Wednesday, August 28, 2019

Book Cover: The Royal Abduls


I've been having fun working on the book cover for Ramiza Shamoun Koya's upcoming book The Royal Abduls, due out in spring, 2020, by Forest Avenue Press. Here's the description from the publisher:

Ramiza Shamoun Koya’s debut novel weaves together the lives of an evolutionary biologist and her eleven-year-old nephew, who is struggling with his cultural identity in post 9/11 Washington, D.C. Omar’s mother is white, and his first-generation American father never wants to talk about India. Or what it means to be Muslim, especially after what happened with the planes. When Amina leaves the West Coast for a D.C. lab job studying hybrid zones, Omar’s parents begin relying on her for childcare. Amina finds her nephew curious and lonely. Despite the demands of her male-dominated workplace and her preference for solitude, she befriends Omar and begins to form a clearer picture of her brother’s seemingly perfect life. Amina’s hesitant romance with a Sikh cricket coach and bookstore owner blossoms as Omar’s parents’ marriage fractures. THE ROYAL ABDULS, a family drama about the lives of secular Muslims post-9/11, engages with the struggles of women in the workplace, the difficulties of maintaining relationships in a fragmented America, and what it means to truly be yourself.
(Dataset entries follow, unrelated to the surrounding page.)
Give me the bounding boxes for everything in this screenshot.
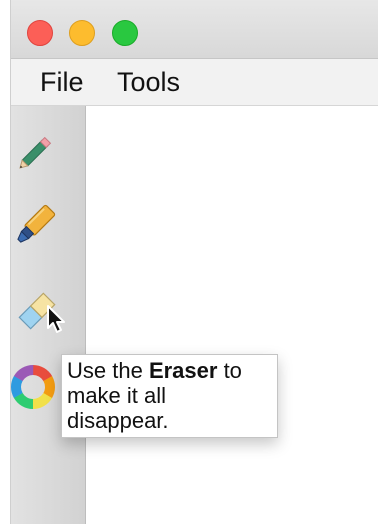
app-window: File Tools (10, 0, 378, 524)
pencil-tool-button[interactable] (12, 126, 62, 176)
highlighter-tool-button[interactable] (12, 198, 62, 248)
close-window-button[interactable] (27, 20, 53, 46)
eraser-tooltip: Use the Eraser to make it all disappear. (61, 354, 278, 438)
tooltip-text-prefix: Use the (67, 358, 149, 383)
pencil-icon (19, 136, 52, 169)
highlighter-icon (17, 204, 56, 243)
menu-tools[interactable]: Tools (117, 67, 180, 97)
color-wheel-icon (11, 365, 56, 409)
title-bar (11, 0, 378, 59)
zoom-window-button[interactable] (112, 20, 138, 46)
drawing-canvas[interactable] (87, 106, 378, 524)
color-picker-tool-button[interactable] (8, 362, 58, 412)
tooltip-text-emphasis: Eraser (148, 358, 218, 383)
menu-bar: File Tools (11, 59, 378, 106)
menu-file[interactable]: File (40, 67, 84, 97)
minimize-window-button[interactable] (69, 20, 95, 46)
mouse-pointer-icon (46, 304, 68, 336)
One of the main threads of the story is that eleven-year-old Omar creates a fantasy in which he's descended from Indian royalty. While trying to trace his family tree and learn all about the country of his father's people, Omar tries in every way he can to own some piece of his Indian heritage, royal or not, even affecting an Indian accent at school.
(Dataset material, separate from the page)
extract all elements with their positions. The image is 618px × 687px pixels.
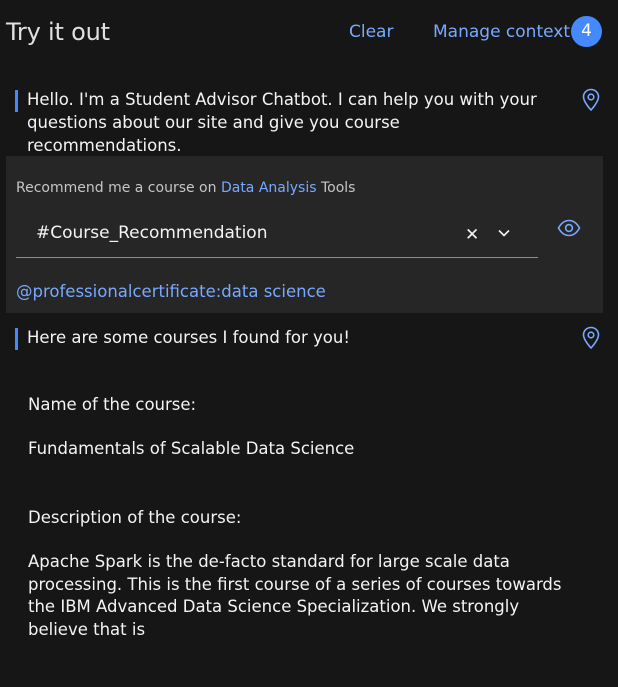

Thinking about Omar's beloved fantasy, I pictured two cityscapes, one right-side up and one upside down, one American, one Indian.

I started by building some elements. Townhouses, trees, the Washington Monument, the Capitol, all to represent the American half.
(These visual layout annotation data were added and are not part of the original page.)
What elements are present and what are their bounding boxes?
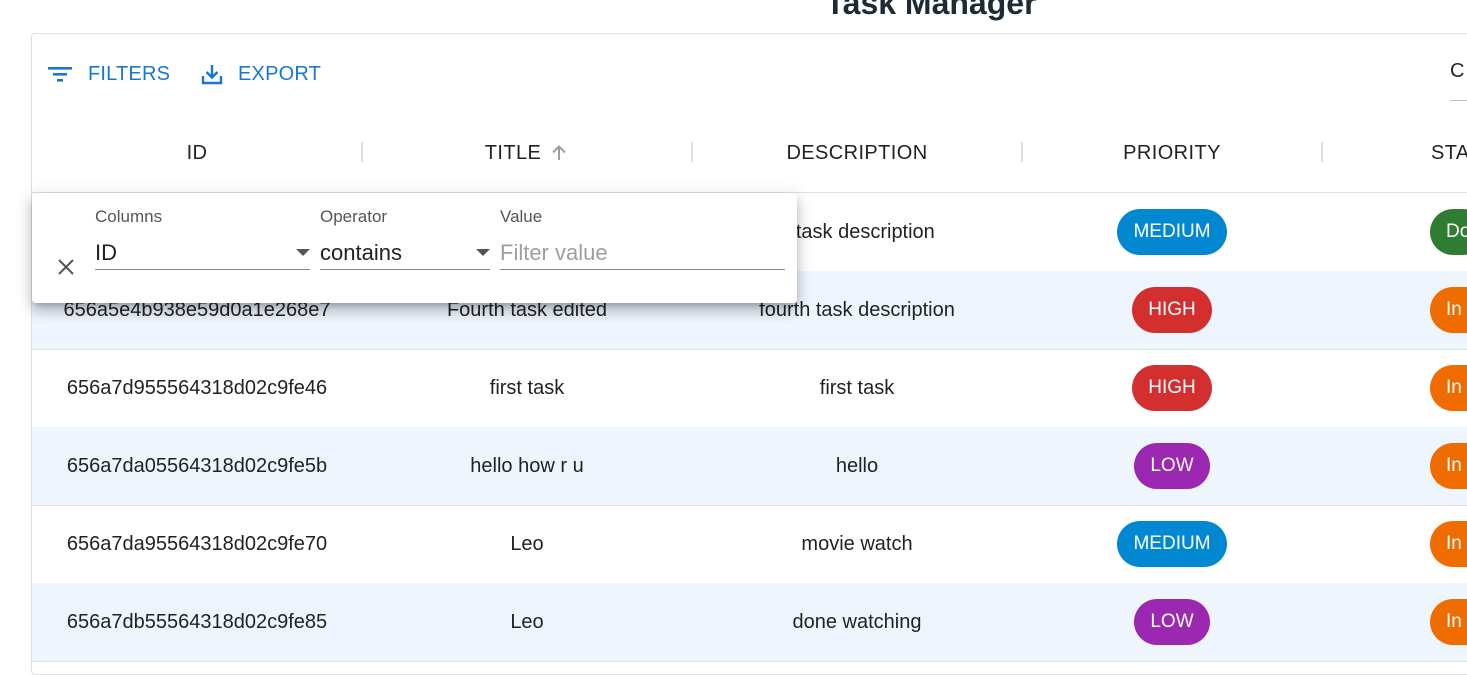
cell-id[interactable]: 656a7da95564318d02c9fe70 <box>32 505 362 583</box>
column-header-description[interactable]: DESCRIPTION <box>692 114 1022 192</box>
cell-status[interactable]: In pro <box>1322 505 1467 583</box>
cell-description[interactable]: done watching <box>692 583 1022 661</box>
arrow-up-icon[interactable] <box>549 143 569 163</box>
status-chip: In pro <box>1430 365 1467 411</box>
filter-column-label: Columns <box>95 207 163 226</box>
cell-title-text: first task <box>489 376 565 399</box>
status-chip: In pro <box>1430 599 1467 645</box>
cell-description-text: movie watch <box>801 532 913 555</box>
grid-toolbar: FILTERS EXPORT C <box>32 34 1467 114</box>
export-button[interactable]: EXPORT <box>200 60 321 88</box>
cell-title-text: hello how r u <box>470 454 584 477</box>
filter-column-select[interactable]: ID <box>95 237 310 270</box>
column-header-priority[interactable]: PRIORITY <box>1022 114 1322 192</box>
column-header-description-label: DESCRIPTION <box>786 141 928 164</box>
cell-title[interactable]: Leo <box>362 583 692 661</box>
filter-operator-label: Operator <box>320 207 388 226</box>
close-icon[interactable] <box>54 255 78 279</box>
cell-description-text: d task description <box>779 220 935 243</box>
filters-button[interactable]: FILTERS <box>46 60 170 88</box>
dropdown-caret-icon <box>476 249 490 256</box>
column-header-id-label: ID <box>186 141 208 164</box>
priority-chip: MEDIUM <box>1117 209 1227 255</box>
filter-operator-select[interactable]: contains <box>320 237 490 270</box>
filter-value-label: Value <box>500 207 543 226</box>
column-header-status-label: STA <box>1431 141 1467 164</box>
filter-value-placeholder: Filter value <box>500 240 608 265</box>
filter-value-field: Value Filter value <box>500 207 785 270</box>
cell-status[interactable]: In pro <box>1322 349 1467 427</box>
quick-search-input[interactable]: C <box>1450 48 1467 101</box>
cell-description-text: first task <box>819 376 895 399</box>
status-chip: In pro <box>1430 443 1467 489</box>
priority-chip: HIGH <box>1132 365 1212 411</box>
cell-title[interactable]: first task <box>362 349 692 427</box>
status-chip: In pro <box>1430 287 1467 333</box>
status-chip: Do <box>1430 209 1467 255</box>
filter-operator-value: contains <box>320 240 402 265</box>
filter-value-input[interactable]: Filter value <box>500 237 785 270</box>
cell-id-text: 656a7da05564318d02c9fe5b <box>66 454 328 477</box>
data-grid: FILTERS EXPORT C ID TITLE DESCRIPTION PR… <box>31 33 1467 675</box>
cell-id[interactable]: 656a7d955564318d02c9fe46 <box>32 349 362 427</box>
cell-description[interactable]: hello <box>692 427 1022 505</box>
priority-chip: LOW <box>1134 443 1210 489</box>
filter-list-icon <box>48 67 72 82</box>
column-header-id[interactable]: ID <box>32 114 362 192</box>
filter-column-value: ID <box>95 240 117 265</box>
page-title: Task Manager <box>825 0 1037 21</box>
column-headers: ID TITLE DESCRIPTION PRIORITY STA <box>32 114 1467 193</box>
download-icon <box>201 65 223 85</box>
cell-id-text: 656a7d955564318d02c9fe46 <box>66 376 328 399</box>
dropdown-caret-icon <box>296 249 310 256</box>
cell-priority[interactable]: LOW <box>1022 583 1322 661</box>
column-header-title-label: TITLE <box>484 141 542 164</box>
cell-description-text: hello <box>835 454 879 477</box>
cell-id-text: 656a7db55564318d02c9fe85 <box>66 610 328 633</box>
table-row[interactable]: 656a7da05564318d02c9fe5b hello how r u hel… <box>32 427 1467 506</box>
cell-title[interactable]: Leo <box>362 505 692 583</box>
cell-title-text: Leo <box>510 532 544 555</box>
priority-chip: LOW <box>1134 599 1210 645</box>
cell-title[interactable]: hello how r u <box>362 427 692 505</box>
status-chip: In pro <box>1430 521 1467 567</box>
column-header-status[interactable]: STA <box>1322 114 1467 192</box>
cell-priority[interactable]: LOW <box>1022 427 1322 505</box>
filter-operator-field: Operator contains <box>320 207 490 270</box>
table-row[interactable]: 656a7db55564318d02c9fe85 Leo done watching… <box>32 583 1467 662</box>
cell-priority[interactable]: MEDIUM <box>1022 193 1322 271</box>
table-row[interactable]: 656a7da95564318d02c9fe70 Leo movie watch ME… <box>32 505 1467 584</box>
filter-panel: Columns ID Operator contains Value Filte… <box>32 193 797 303</box>
cell-description-text: done watching <box>792 610 922 633</box>
table-row[interactable]: 656a7d955564318d02c9fe46 first task first … <box>32 349 1467 428</box>
cell-status[interactable]: In pro <box>1322 271 1467 349</box>
filters-label: FILTERS <box>88 62 171 85</box>
column-header-title[interactable]: TITLE <box>362 114 692 192</box>
cell-status[interactable]: In pro <box>1322 583 1467 661</box>
cell-description[interactable]: first task <box>692 349 1022 427</box>
column-header-priority-label: PRIORITY <box>1123 141 1221 164</box>
filter-column-field: Columns ID <box>95 207 310 270</box>
cell-description[interactable]: movie watch <box>692 505 1022 583</box>
cell-status[interactable]: Do <box>1322 193 1467 271</box>
cell-title-text: Leo <box>510 610 544 633</box>
cell-id[interactable]: 656a7da05564318d02c9fe5b <box>32 427 362 505</box>
priority-chip: HIGH <box>1132 287 1212 333</box>
cell-id-text: 656a7da95564318d02c9fe70 <box>66 532 328 555</box>
priority-chip: MEDIUM <box>1117 521 1227 567</box>
export-label: EXPORT <box>238 62 322 85</box>
cell-priority[interactable]: MEDIUM <box>1022 505 1322 583</box>
cell-priority[interactable]: HIGH <box>1022 271 1322 349</box>
cell-status[interactable]: In pro <box>1322 427 1467 505</box>
cell-priority[interactable]: HIGH <box>1022 349 1322 427</box>
cell-id[interactable]: 656a7db55564318d02c9fe85 <box>32 583 362 661</box>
For India, I started with the Taj Mahal. The definitive Indian structure. In learning about the country, Omar would surely have discovered and wondered over the exotic beauty of its huge dome and flanking minarets



Then I found out where Omar's ancestors hailed from: a city called Hyderabad. The major landmark in Hyderabad is a monument and mosque called Charminar.


So I knew that needed to go in there too.


Most of the work I did in creating the cover for The Royal Abduls was in moving around my elements, adding and discarding them, choosing just which should be included and how their arrangement would look best on the page.

One thing I like to do in my process is overdo things and then have to go back and simplify. I loved the detail of illuminated windows in my buildings, but putting them all together in a design was just too busy. So for the India half, the detailed silhouettes became straight silhouettes. For the America half, having one window stand out evoked a sense of intimacy that I liked. I did a lot of tinkering.

Simple got even simpler. I shared samples and consulted with publisher Laura Stanfill and author Ramiza Shamoun Koya, and as we narrowed things down, the landmarks of Washington DC got left at the wayside in favor of a simple line of townhouses representing home.

Laura thought the element of the moon felt unnecessary, so it went away. I tried a bit of a border, but we discarded that too. I played with some fancier lettering, but in the end we went with simple again, afraid that fancy might blur into exotic, which can easily slide into cultural appropriation like the Asian-flavored lettering on a Chinese takeout box.

What I think all of us wanted was a simple design that would allow the eye to focus on the geographic information of America/India and for the mind to pick up on the hand-in-hand themes of longing and home.


The Royal Abduls will be out in May of 2020. More information is here.

Here's an excerpt.

A couple of weeks later, Amina arrived at Omar’s private school a few minutes early for her presentation. She stood at the door in the back of the classroom, pushing her hair off the hot back of her neck while the teacher finished her lesson on democratic principles. Amina had first put on jeans, then traded them for khakis, but they were too loose to look actually professional, and she had already sweated through her button-up.

The school was a fairly exclusive one, the opposite of the scruffy public schools she and Omar’s father had attended. Omar’s classroom was bright and neat and new, and the students sat in groups rather than rows.

“Who exactly gets to vote in a democracy?” the teacher asked. Omar raised his hand from a front table, his eyes bigger than ever, his chin raised in eagerness. To Amina’s astonishment, he answered using a heavily applied Indian accent.

“It is depending,” he began, “on which period in history we are speaking of.”

Amina peered at him. He was second generation, born in America with a white mother and a father who had never spoken with an ethnic inflection in his life. Omar was speaking like his grandparents, like Amina’s parents, like a real, bona fide, not raised in the States or maybe even just recently arrived, Indian. Actually, it seemed a little exaggerated, like Apu from The Simpsons.